Here is a program that looks for the letter 'x' in a string, and
terminates the search as soon as an 'x' is seen. It illustrates two
ways to accomplish this: one using break
and one
without.
// Search for the letter 'x' in a string. {$mode delphi} var s: string; i: integer; found: boolean; begin write('text: '); readln(s); // early exit without break i := 1; while (i <= length(s)) and (s[i] <> 'x') do i := i + 1; if i <= length(s) then found := true else found := false; // early exit with break found := false; for i := 1 to length(s) do if s[i] = 'x' then begin found := true; break; end; writeln(found); end.
The continue
statement continues with the next
iteration of the nearest enclosing for, while, or
repeat loop.
If continue
is executed during the last iteration of
a for
loop, the loop exits. When continue
is executed in a while
or repeat
loop, the
loop condition is tested before beginning a new iteration; if it is
false (for while
) or true (for repeat
) then
the loop exits.
The Pascal Made Simple book only discusses static arrays, which have a fixed size: they cannot grow or shrink as a program runs.
In this course we will also be using dynamic arrays. A dynamic array holds a variable number of elements and can grow or shrink as the program runs. You can declare a dynamic array like this:
var a: array of integer;
Before you can use a dynamic array, you must set its length by
calling setLength
:
setLength(a, 100);
Dynamic
arrays are always indexed from 0, so after the call above the array
will hold elements with indices from 0 to 99. When growing a dynamic
array, setLength
sets
any newly allocated elements to zero.
Like
static arrays, you can use the syntax a[i]
to
read from or write to a dynamic array:
a[44] := 33; a[44] := a[44] + 1;
Like static arrays, dynamic arrays can be multidimensional. Here's how to declare a multidimensional dynamic array:
var d: array of array of integer;
To set the dimensions of such an array, call setLength
and pass each dimension as a separate parameter:
setLength(d, 100, 20);
Like static arrays, you can access elements of a multidimensional
dynamic array using either of two syntaxes: a[i][j]
or
a[i, j]
.
Computers are incredibly fast. Below is a program that performs a billion integer additions and reports the time to perform one addition on average. By making small changes to this program, you can measure how long other operations take as well.
Recall that
1 ms = 1 millisecond = a thousandth of a second
1 μs = 1 microsecond = a millionth of a second
1 ns = 1 nanosecond = a billionth of a second
On my laptop, operations in Pascal take approximately this long in nanoseconds:
integer add |
0.3 |
integer multiply |
0.9 |
integer div |
11.5 |
integer mod |
11.3 |
floating-point add |
2.0 |
floating-point multiply |
2.0 |
floating-point division (/) |
3.5 |
{$mode delphi} uses dateutils, sysutils; const Iterations = 1000 * 1000 * 1000; var start, stop: TDateTime; x: integer; sum: integer; perIter: real; begin start := now(); sum := 0; for x := 1 to iterations do sum := sum + x; stop := now(); perIter := millisecondsBetween(start, stop) * 1000 * 1000 / Iterations; writeln(perIter:0:2, ' ns per iteration'); end.
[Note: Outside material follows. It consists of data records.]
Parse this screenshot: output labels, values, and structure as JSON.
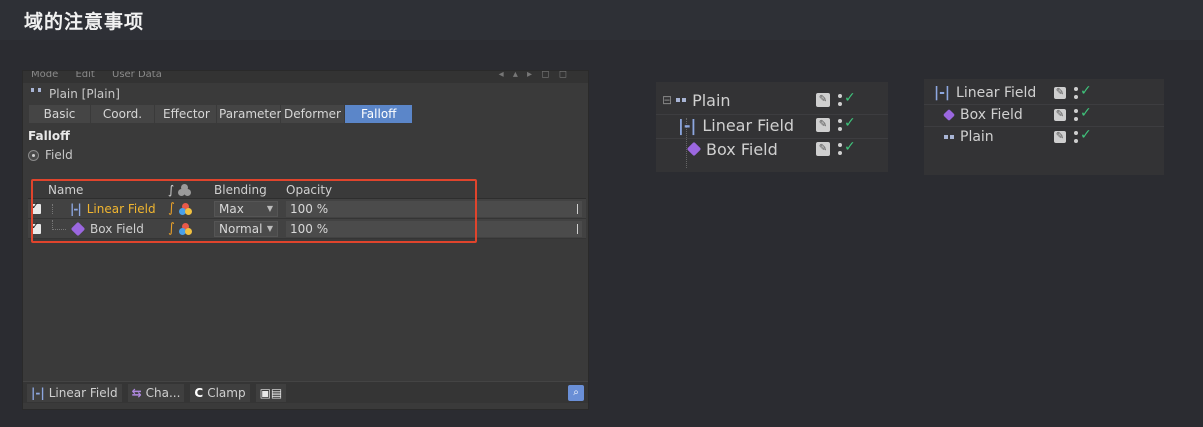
{
  "slide": {
    "title": "域的注意事项"
  },
  "attribute_manager": {
    "menubar": [
      "Mode",
      "Edit",
      "User Data"
    ],
    "object_title": "Plain [Plain]",
    "tabs": [
      {
        "label": "Basic",
        "active": false
      },
      {
        "label": "Coord.",
        "active": false
      },
      {
        "label": "Effector",
        "active": false
      },
      {
        "label": "Parameter",
        "active": false
      },
      {
        "label": "Deformer",
        "active": false
      },
      {
        "label": "Falloff",
        "active": true
      }
    ],
    "section_label": "Falloff",
    "field_radio_label": "Field",
    "field_list": {
      "headers": {
        "name": "Name",
        "blending": "Blending",
        "opacity": "Opacity"
      },
      "rows": [
        {
          "name": "Linear Field",
          "blending": "Max",
          "opacity": "100 %",
          "enabled": true,
          "selected": true,
          "icon": "linear-field-icon"
        },
        {
          "name": "Box Field",
          "blending": "Normal",
          "opacity": "100 %",
          "enabled": true,
          "selected": false,
          "icon": "box-field-icon"
        }
      ]
    },
    "bottom_bar": {
      "linear_field": "Linear Field",
      "channel": "Cha...",
      "clamp": "Clamp",
      "clamp_glyph": "C"
    }
  },
  "object_manager_1": {
    "rows": [
      {
        "label": "Plain",
        "icon": "plain-icon"
      },
      {
        "label": "Linear Field",
        "icon": "linear-field-icon"
      },
      {
        "label": "Box Field",
        "icon": "box-field-icon"
      }
    ]
  },
  "object_manager_2": {
    "rows": [
      {
        "label": "Linear Field",
        "icon": "linear-field-icon"
      },
      {
        "label": "Box Field",
        "icon": "box-field-icon"
      },
      {
        "label": "Plain",
        "icon": "plain-icon"
      }
    ]
  },
  "colors": {
    "active_tab": "#5b86c9",
    "highlight_border": "#e0442c",
    "selected_field_name": "#f0b530",
    "check_green": "#3fc37b",
    "box_field_purple": "#9b67e0"
  }
}
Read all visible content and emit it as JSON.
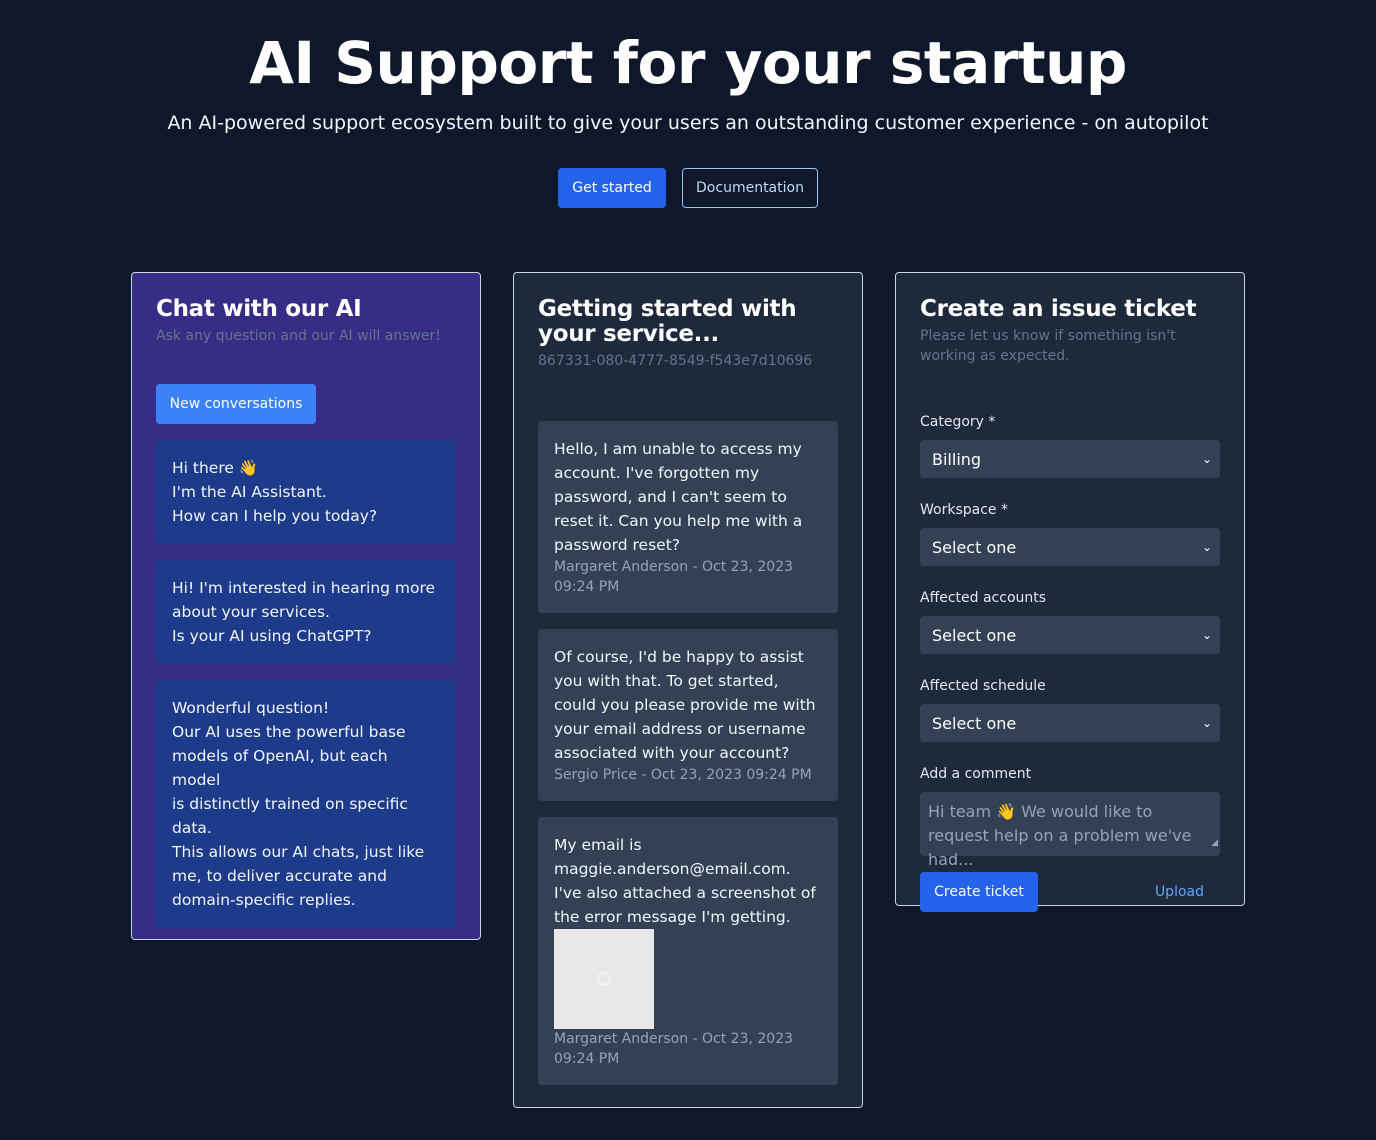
{
  "hero": {
    "title": "AI Support for your startup",
    "subtitle": "An AI-powered support ecosystem built to give your users an outstanding customer experience - on autopilot",
    "primary_button": "Get started",
    "secondary_button": "Documentation"
  },
  "chat": {
    "title": "Chat with our AI",
    "subtitle": "Ask any question and our AI will answer!",
    "new_button": "New conversations",
    "messages": [
      {
        "lines": [
          "Hi there 👋",
          "I'm the AI Assistant.",
          "How can I help you today?"
        ]
      },
      {
        "lines": [
          "Hi! I'm interested in hearing more",
          "about your services.",
          "Is your AI using ChatGPT?"
        ]
      },
      {
        "lines": [
          "Wonderful question!",
          "Our AI uses the powerful base",
          "models of OpenAI, but each model",
          "is distinctly trained on specific",
          "data.",
          "This allows our AI chats, just like",
          "me, to deliver accurate and",
          "domain-specific replies."
        ]
      }
    ]
  },
  "conversation": {
    "title": "Getting started with your service...",
    "id": "867331-080-4777-8549-f543e7d10696",
    "messages": [
      {
        "text": "Hello, I am unable to access my account. I've forgotten my password, and I can't seem to reset it. Can you help me with a password reset?",
        "meta": "Margaret Anderson - Oct 23, 2023 09:24 PM"
      },
      {
        "text": "Of course, I'd be happy to assist you with that. To get started, could you please provide me with your email address or username associated with your account?",
        "meta": "Sergio Price - Oct 23, 2023 09:24 PM"
      },
      {
        "text": "My email is maggie.anderson@email.com. I've also attached a screenshot of the error message I'm getting.",
        "meta": "Margaret Anderson - Oct 23, 2023 09:24 PM"
      }
    ]
  },
  "ticket": {
    "title": "Create an issue ticket",
    "subtitle": "Please let us know if something isn't working as expected.",
    "fields": [
      {
        "label": "Category *",
        "value": "Billing"
      },
      {
        "label": "Workspace *",
        "value": "Select one"
      },
      {
        "label": "Affected accounts",
        "value": "Select one"
      },
      {
        "label": "Affected schedule",
        "value": "Select one"
      }
    ],
    "comment_label": "Add a comment",
    "comment_placeholder": "Hi team 👋 We would like to request help on a problem we've had...",
    "submit_button": "Create ticket",
    "upload_link": "Upload"
  },
  "colors": {
    "background": "#0f172a",
    "primary": "#2563eb",
    "chat_card": "#372d87",
    "chat_bubble": "#1e3a8a",
    "panel": "#1e293b",
    "bubble": "#334155"
  },
  "icons": {
    "select_chevron": "chevron-down-icon",
    "image_placeholder": "image-placeholder-icon"
  }
}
Generally we don't have much use for goto, but it's interesting to
write a loop using it instead of for
or while
.
The Pascal compiler translates for
or while
loops into machine code that looks a lot like this.
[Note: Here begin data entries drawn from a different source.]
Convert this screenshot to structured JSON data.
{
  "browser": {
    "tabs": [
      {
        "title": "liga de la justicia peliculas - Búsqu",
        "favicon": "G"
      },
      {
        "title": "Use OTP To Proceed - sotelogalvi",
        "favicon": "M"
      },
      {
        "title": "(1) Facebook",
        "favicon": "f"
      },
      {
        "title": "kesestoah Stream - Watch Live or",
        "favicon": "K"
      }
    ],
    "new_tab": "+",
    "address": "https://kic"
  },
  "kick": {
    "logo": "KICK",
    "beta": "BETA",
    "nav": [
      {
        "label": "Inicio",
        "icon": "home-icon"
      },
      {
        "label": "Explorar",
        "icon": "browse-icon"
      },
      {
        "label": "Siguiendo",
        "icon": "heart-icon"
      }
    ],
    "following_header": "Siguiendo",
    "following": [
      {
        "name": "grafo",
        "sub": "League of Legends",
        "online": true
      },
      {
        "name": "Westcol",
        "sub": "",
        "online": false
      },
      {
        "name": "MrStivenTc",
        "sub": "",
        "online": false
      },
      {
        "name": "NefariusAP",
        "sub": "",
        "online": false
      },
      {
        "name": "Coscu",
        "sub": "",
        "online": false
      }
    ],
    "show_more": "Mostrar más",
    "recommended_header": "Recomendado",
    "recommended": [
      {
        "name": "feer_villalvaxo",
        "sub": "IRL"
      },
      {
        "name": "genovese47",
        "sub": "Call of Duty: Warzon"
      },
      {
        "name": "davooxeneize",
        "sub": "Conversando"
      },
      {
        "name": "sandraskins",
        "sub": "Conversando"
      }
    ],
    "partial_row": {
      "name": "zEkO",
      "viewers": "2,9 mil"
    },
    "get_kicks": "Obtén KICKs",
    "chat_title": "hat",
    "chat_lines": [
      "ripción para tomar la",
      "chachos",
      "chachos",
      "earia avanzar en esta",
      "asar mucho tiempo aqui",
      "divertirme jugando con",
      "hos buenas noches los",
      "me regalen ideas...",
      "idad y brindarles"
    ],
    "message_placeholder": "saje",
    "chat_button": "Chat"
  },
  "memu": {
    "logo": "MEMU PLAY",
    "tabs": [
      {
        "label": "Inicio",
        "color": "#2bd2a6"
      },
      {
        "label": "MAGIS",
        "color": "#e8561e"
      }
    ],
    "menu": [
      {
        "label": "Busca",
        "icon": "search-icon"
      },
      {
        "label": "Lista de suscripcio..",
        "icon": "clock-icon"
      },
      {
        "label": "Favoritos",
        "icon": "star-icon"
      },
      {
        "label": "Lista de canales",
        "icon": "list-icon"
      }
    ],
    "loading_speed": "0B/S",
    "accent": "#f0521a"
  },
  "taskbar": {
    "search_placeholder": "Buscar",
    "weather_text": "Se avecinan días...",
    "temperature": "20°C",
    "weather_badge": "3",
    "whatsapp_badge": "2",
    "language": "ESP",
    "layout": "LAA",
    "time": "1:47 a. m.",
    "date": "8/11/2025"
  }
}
label loop; var i: integer; begin i := 1; loop: writeln(i); i := i + 1; if i <= 10 then goto loop; end.
Here's a program that simulates throwing 2 6-sided dice a given number of times. It uses an array to keep track of the number of times that each outcome has been seen, and prints a histogram at the end.
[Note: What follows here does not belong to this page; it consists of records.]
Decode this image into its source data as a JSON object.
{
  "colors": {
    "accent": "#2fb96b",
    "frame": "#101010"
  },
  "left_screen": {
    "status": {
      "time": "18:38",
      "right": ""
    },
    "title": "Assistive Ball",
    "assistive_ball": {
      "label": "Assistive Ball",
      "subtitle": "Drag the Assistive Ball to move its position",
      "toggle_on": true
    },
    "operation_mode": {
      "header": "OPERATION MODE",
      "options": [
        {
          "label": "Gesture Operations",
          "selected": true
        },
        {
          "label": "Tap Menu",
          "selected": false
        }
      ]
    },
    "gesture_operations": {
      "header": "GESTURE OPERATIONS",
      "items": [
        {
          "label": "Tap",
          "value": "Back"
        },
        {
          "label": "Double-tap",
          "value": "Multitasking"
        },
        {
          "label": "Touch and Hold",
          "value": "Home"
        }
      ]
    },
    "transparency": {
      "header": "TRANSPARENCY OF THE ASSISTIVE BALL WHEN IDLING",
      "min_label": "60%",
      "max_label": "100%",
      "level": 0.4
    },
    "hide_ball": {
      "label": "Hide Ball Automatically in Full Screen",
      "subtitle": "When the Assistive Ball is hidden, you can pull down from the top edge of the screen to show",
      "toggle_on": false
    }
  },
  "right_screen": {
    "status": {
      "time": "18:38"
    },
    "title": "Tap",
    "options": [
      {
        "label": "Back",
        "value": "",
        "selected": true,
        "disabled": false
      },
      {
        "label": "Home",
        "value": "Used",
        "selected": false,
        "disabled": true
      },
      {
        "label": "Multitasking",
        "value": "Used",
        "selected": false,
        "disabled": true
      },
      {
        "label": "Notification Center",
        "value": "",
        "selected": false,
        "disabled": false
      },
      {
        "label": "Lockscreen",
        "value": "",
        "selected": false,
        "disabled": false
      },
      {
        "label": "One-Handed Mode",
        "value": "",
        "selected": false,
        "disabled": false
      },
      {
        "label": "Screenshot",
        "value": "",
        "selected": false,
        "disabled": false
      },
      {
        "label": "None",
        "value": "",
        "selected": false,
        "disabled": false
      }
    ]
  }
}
var n: integer; roll, i: integer; count: array[2..12] of integer; begin randomize; write('how many throws? '); readln(n); for i := 2 to 12 do count[i] := 0; for i := 1 to n do begin roll := (random(6) + 1) + (random(6) + 1); count[roll] := count[roll] + 1; end; for i := 2 to 12 do writeln(i:2, ': ', stringOfChar('*', count[i])); end.
Here's a program
that tries to determine how much memory we can allocate using
setLength.
{$mode delphi} var a: array of integer; size: int64 = 1; begin while true do begin setLength(a, size); writeln('allocated ', size, ' elements'); size := size * 2; end; end.